Back “home,” she had been flawed because her world was flawed. But here, on the other side, she is flawed because when you’re a Black woman, this isn’t your world. For all its “Black is beautiful” slogans, African headwraps, and defiant afros and dreadlocks, the Afrocentric movement hardly makes a dent in the barrage of messages constantly reminding you that you need to be other. Everywhere you turn, you are reminded that perfection is both desirable and attainable, but only those who look and act the part are allowed a piece of it. And inevitably, the part looks and acts nothing like the beautiful and powerful creature that you are.

The Black women on the glossy pages had said nothing – if they had, could she have heard them? – and she had run after their world with dreams of freedom, only for that old, dreaded, familiar refrain to catch up with her: you are not enough.

So she desperately rushes back “home” – where is that, anyway? – in search of validation in a world she remembers once belonging to. But now she’s a little confused, not quite sure what the women mean when they say, “You’re looking very fat.” Do they mean the same thing that women in her new “home” think but wouldn’t dare say to her face? Or are they noting the fact that she looks well-nourished in the midst of the underfed? Or do they know that she’s caught between two worlds, no longer even sure of the meaning of a simple 3-letter word, that she will take it negatively and feel hurt, and that for those few seconds, they will be on top of her, will be above her – for just those few seconds?

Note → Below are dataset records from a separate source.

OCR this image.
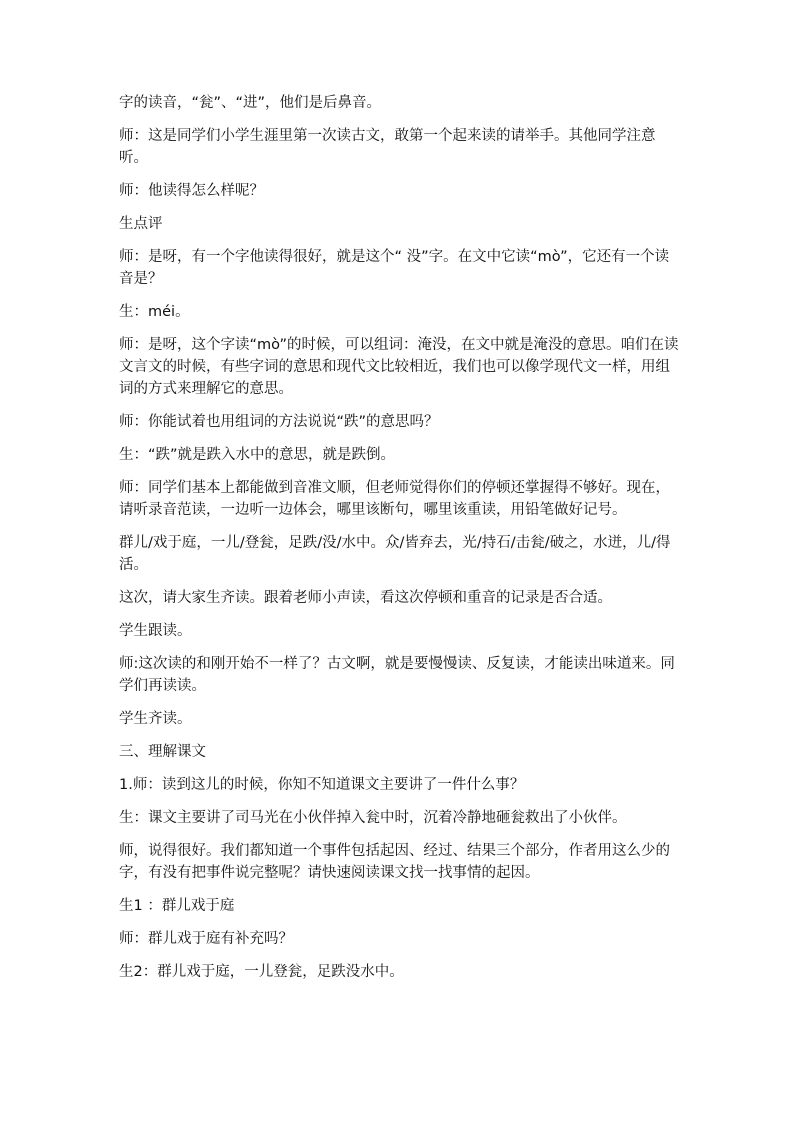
字的读音，“瓮”、“进”，他们是后鼻音。

师：这是同学们小学生涯里第一次读古文，敢第一个起来读的请举手。其他同学注意听。

师：他读得怎么样呢？

生点评

师：是呀，有一个字他读得很好，就是这个“ 没”字。在文中它读“mò”，它还有一个读音是？

生：méi。

师：是呀，这个字读“mò”的时候，可以组词：淹没，在文中就是淹没的意思。咱们在读文言文的时候，有些字词的意思和现代文比较相近，我们也可以像学现代文一样，用组词的方式来理解它的意思。

师：你能试着也用组词的方法说说“跌”的意思吗？

生：“跌”就是跌入水中的意思，就是跌倒。

师：同学们基本上都能做到音准文顺，但老师觉得你们的停顿还掌握得不够好。现在，请听录音范读，一边听一边体会，哪里该断句，哪里该重读，用铅笔做好记号。

群儿/戏于庭，一儿/登瓮，足跌/没/水中。众/皆弃去，光/持石/击瓮/破之，水迸，儿/得活。

这次，请大家生齐读。跟着老师小声读，看这次停顿和重音的记录是否合适。

学生跟读。

师:这次读的和刚开始不一样了？古文啊，就是要慢慢读、反复读，才能读出味道来。同学们再读读。

学生齐读。

三、理解课文

1.师：读到这儿的时候，你知不知道课文主要讲了一件什么事？

生：课文主要讲了司马光在小伙伴掉入瓮中时，沉着冷静地砸瓮救出了小伙伴。

师，说得很好。我们都知道一个事件包括起因、经过、结果三个部分，作者用这么少的字，有没有把事件说完整呢？请快速阅读课文找一找事情的起因。

生1 ：群儿戏于庭

师：群儿戏于庭有补充吗？

生2：群儿戏于庭，一儿登瓮，足跌没水中。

She has memories of an African life but her reality now extends beyond that world. When she goes back, she sees glimpses of herself in the women she crosses in the streets – but now she also sees glimpses of the Other, glimpses she hadn’t known enough to recognize before she left. As she walks down the dusty and treacherous paths of her first home, she sees herself through the eyes of the women she passes and senses the mix of admiration and hostility they harbor towards her. Girl, if you only knew…

They need each other. How does she make them see that they are fighting the same battle? That they – the women she left behind, the Other, and she – need one another, need to stand a joint front against a common adversary? Can she tell the women she passes on the forgotten streets of her youth that they are perfect and that they must love themselves when she still doesn’t know what that means? Would they believe her if she told them that – like them, like her – the distressed Other stares at her reflection in the mirror, wondering, “What is wrong with me?” That She too cries herself to sleep when all too many answers flood her mind at once? Can they afford to believe her when she tells them that she recognizes the look in their eyes because it’s the look that her own eyes meet every morning in the mirror, the look she now recognizes day after day in the Other’s perfect brown eyes, the look of defiance that is nothing but a façade…?

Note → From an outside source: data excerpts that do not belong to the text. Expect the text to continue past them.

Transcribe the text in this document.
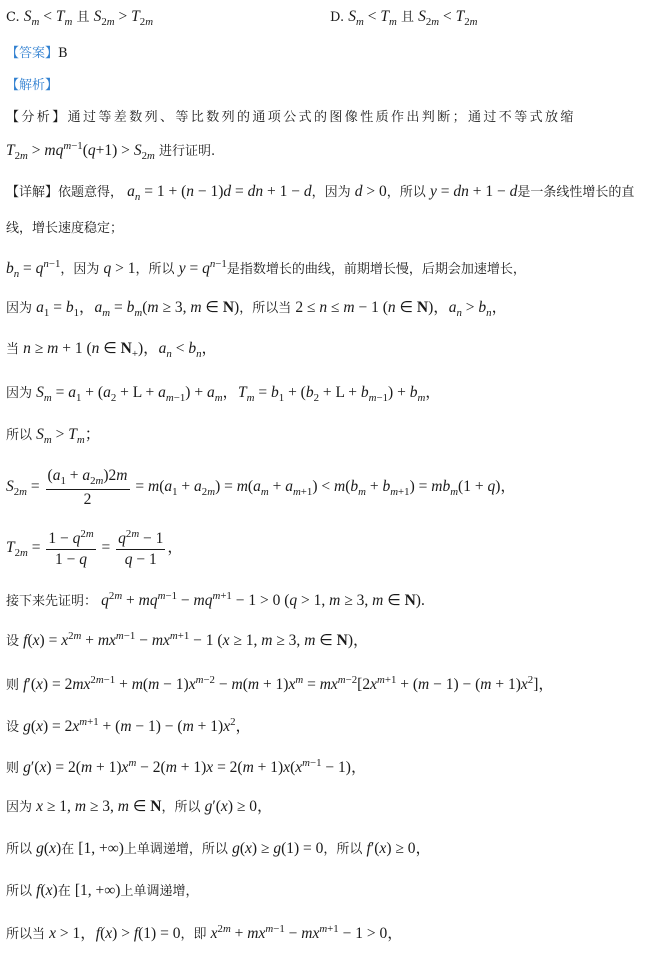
C. $S_m < T_m$ 且 $S_{2m} > T_{2m}$	D. $S_m < T_m$ 且 $S_{2m} < T_{2m}$
【答案】B
【解析】
【分析】通过等差数列、等比数列的通项公式的图像性质作出判断；通过不等式放缩
$T_{2m} > mq^{m-1}(q+1) > S_{2m}$ 进行证明.
【详解】依题意得， $a_n = 1 + (n - 1)d$ = dn + 1 − d，因为 d > 0，所以 y = dn + 1 − d是一条线性增长的直
线，增长速度稳定；
$b_n = q^{n-1}$，因为 q > 1，所以 $y = q^{n-1}$是指数增长的曲线，前期增长慢，后期会加速增长，
因为 $a_1 = b_1$，$a_m = b_m(m \ge 3$, m ∈ N)，所以当 2 ≤ n ≤ m − 1 (n ∈ N)，$a_n > b_n$，
当 n ≥ m + 1 (n ∈ $N_+$)，$a_n < b_n$，
因为 $S_m = a_1 + (a_2 + L + a_{m-1}) + a_m$，$T_m = b_1 + (b_2 + L + b_{m-1}) + b_m$，
所以 $S_m > T_m$；
$S_{2m} = \frac{(a_1 + a_{2m})2m}{2} = m(a_1 + a_{2m}) = m(a_m + a_{m+1}) < m(b_m + b_{m+1}) = mb_m(1 + q)$，
$T_{2m} = \frac{1 - q^{2m}}{1 - q} = \frac{q^{2m} - 1}{q - 1}$ ，
接下来先证明： $q^{2m} + mq^{m-1} - mq^{m+1} - 1 > 0$ (q > 1, m ≥ 3, m ∈ N).
设 $f(x) = x^{2m} + mx^{m-1} - mx^{m+1} - 1$ (x ≥ 1, m ≥ 3, m ∈ N)，
则 $f'(x) = 2mx^{2m-1} + m(m - 1)x^{m-2} - m(m + 1)x^m = mx^{m-2}[2x^{m+1} + (m - 1) - (m + 1)x^2]$，
设 $g(x) = 2x^{m+1} + (m - 1) - (m + 1)x^2$，
则 $g'(x) = 2(m + 1)x^m - 2(m + 1)x = 2(m + 1)x(x^{m-1} - 1)$，
因为 x ≥ 1, m ≥ 3, m ∈ N，所以 g′(x) ≥ 0，
所以 g(x)在 [1, +∞)上单调递增，所以 g(x) ≥ g(1) = 0，所以 f′(x) ≥ 0，
所以 f(x)在 [1, +∞)上单调递增，
所以当 x > 1，f(x) > f(1) = 0，即 $x^{2m} + mx^{m-1} - mx^{m+1} - 1 > 0$，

But maybe if she shows them what she sees, if she allows them behind her own façade, lets them in on the self-doubt, the vulnerability, the old, deep pain, maybe they will stop and look and listen, and maybe they will reach for the hand she holds out to them…

*   *   *

She catches you staring and quickly looks away. She knows that you might see in her eyes what she successfully hides from everyone else – that though she is now a world away from where she started, though she now looks and sounds just like you, though she walks, stands, and speaks with apparent purpose and confidence, that she still dreams of being Other.

She quickly looks away but a moment later, her eyes seek yours: today, she decides to let you in.